Ao visitar a exposição de Stanley Kubrick no Museu da Imagem e do Som de São Paulo (MIS-SP), além de tudo o que foi exposto pela crítica, mostrando a grandeza e a genialidade do diretor, fica o aprendizado da importância de se colocar planos em prática. Em meio ao figurino do Alex (Laranja Mecânica, 1971), as máscaras do “De olhos bem fechados” (1999) e o boneco do bebê que encerra “2001: uma odisseia no espaço” (1968), estavam roteiros, fatos e imagens que revelam um homem que atuou ativamente naquilo que acreditava, mesmo nos projetos em que não obteve êxito. Kubrick, como qualquer pessoa, provavelmente não conseguiu fazer tudo o que queria, mas fez muito por não ter ficado de braços cruzados.

Era crítico consigo, como pode ser observado em um roteiro exposto no museu. No papel, amarelado pelo tempo, ele questiona a qualidade do próprio texto.

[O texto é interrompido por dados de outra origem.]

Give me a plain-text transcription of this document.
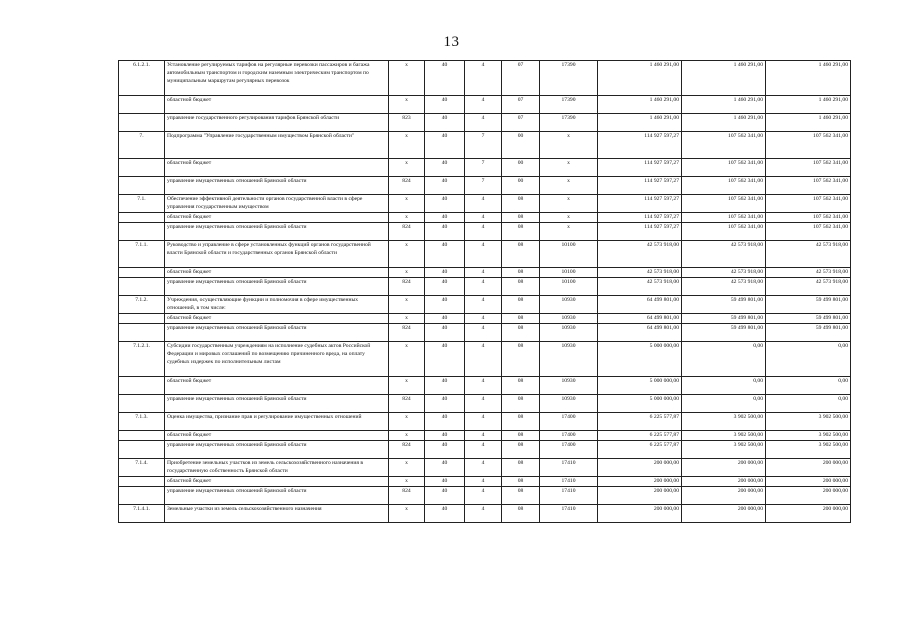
13
6.1.2.1.	Установление регулируемых тарифов на регулярные перевозки пассажиров и багажа автомобильным транспортом и городским наземным электрическим транспортом по муниципальным маршрутам регулярных перевозок	х	40	4	07	17390	1 460 291,00	1 460 291,00	1 460 291,00
	областной бюджет	х	40	4	07	17390	1 460 291,00	1 460 291,00	1 460 291,00
	управление государственного регулирования тарифов Брянской области	823	40	4	07	17390	1 460 291,00	1 460 291,00	1 460 291,00
7.	Подпрограмма "Управление государственным имуществом Брянской области"	х	40	7	00	х	114 927 597,27	107 562 341,00	107 562 341,00
	областной бюджет	х	40	7	00	х	114 927 597,27	107 562 341,00	107 562 341,00
	управление имущественных отношений Брянской области	824	40	7	00	х	114 927 597,27	107 562 341,00	107 562 341,00
7.1.	Обеспечение эффективной деятельности органов государственной власти в сфере управления государственным имуществом	х	40	4	08	х	114 927 597,27	107 562 341,00	107 562 341,00
	областной бюджет	х	40	4	08	х	114 927 597,27	107 562 341,00	107 562 341,00
	управление имущественных отношений Брянской области	824	40	4	08	х	114 927 597,27	107 562 341,00	107 562 341,00
7.1.1.	Руководство и управление в сфере установленных функций органов государственной власти Брянской области и государственных органов Брянской области	х	40	4	08	10100	42 573 918,00	42 573 918,00	42 573 918,00
	областной бюджет	х	40	4	08	10100	42 573 918,00	42 573 918,00	42 573 918,00
	управление имущественных отношений Брянской области	824	40	4	08	10100	42 573 918,00	42 573 918,00	42 573 918,00
7.1.2.	Учреждения, осуществляющие функции и полномочия в сфере имущественных отношений, в том числе:	х	40	4	08	10930	64 499 801,00	59 499 801,00	59 499 801,00
	областной бюджет	х	40	4	08	10930	64 499 801,00	59 499 801,00	59 499 801,00
	управление имущественных отношений Брянской области	824	40	4	08	10930	64 499 801,00	59 499 801,00	59 499 801,00
7.1.2.1.	Субсидии государственным учреждениям на исполнение судебных актов Российской Федерации и мировых соглашений по возмещению причиненного вреда, на оплату судебных издержек по исполнительным листам	х	40	4	08	10930	5 000 000,00	0,00	0,00
	областной бюджет	х	40	4	08	10930	5 000 000,00	0,00	0,00
	управление имущественных отношений Брянской области	824	40	4	08	10930	5 000 000,00	0,00	0,00
7.1.3.	Оценка имущества, признание прав и регулирование имущественных отношений	х	40	4	08	17400	6 225 577,87	3 902 500,00	3 902 500,00
	областной бюджет	х	40	4	08	17400	6 225 577,87	3 902 500,00	3 902 500,00
	управление имущественных отношений Брянской области	824	40	4	08	17400	6 225 577,87	3 902 500,00	3 902 500,00
7.1.4.	Приобретение земельных участков из земель сельскохозяйственного назначения в государственную собственность Брянской области	х	40	4	08	17410	200 000,00	200 000,00	200 000,00
	областной бюджет	х	40	4	08	17410	200 000,00	200 000,00	200 000,00
	управление имущественных отношений Брянской области	824	40	4	08	17410	200 000,00	200 000,00	200 000,00
7.1.4.1.	Земельные участки из земель сельскохозяйственного назначения	х	40	4	08	17410	200 000,00	200 000,00	200 000,00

Abaixo, duas situações compiladas da exposição, que relatam projetos em que o diretor não pode receber os benefícios do esforço empregado.

NAPOLEÃO

Napoleão Bonaparte (1769-1821) exercia enorme fascínio sobre Stanley Kubrick, que estudou a vida e a época desta figura história durante décadas. Em 1969, depois de longa preparação, Kubrick termina um roteiro sobre o imperador francês. Os acontecimentos mais importantes da vida de Napoleão são retratados cronologicamente, com comentários eventuais de um narrador. O projeto monumental fracassou em 1969 em função de problemas técnicos, financeiros e organizacionais. Nenhum estúdio está disposto a assumir os altos custos de produção. O plano de Kubrick de filmar as cenas internas apenas à luz de velas também não pode ser executado. A tecnologia para tanto só se torna disponível na época de Barry Lyndon.

A.I. – INTELIGÊNCIA ARTIFICIAL (2001)

Em 1980, Stanley Kubrick adquire os direitos para o conto Superbrinquedos duram o verão todo (1969), de Brian W. Aldiss. Ele adia a produção porque deseja esperar até que os efeitos especiais projetados se tornem viáveis do ponto de vista técnico. Até 1995, diversos roteiros são escritos, e centenas de esboços e storyboards são desenhados. Em 1999, durante as filmagens de De olhos bem fechados, Kubrick oferece a Steven Spielberg o trabalho de diretor no projeto A.I. O próprio Kubrick que ser o produtor. Depois da morte repentina de Kubrick, Spielberg finaliza o roteiro e faz o filme com base no extenso trabalho de preparação.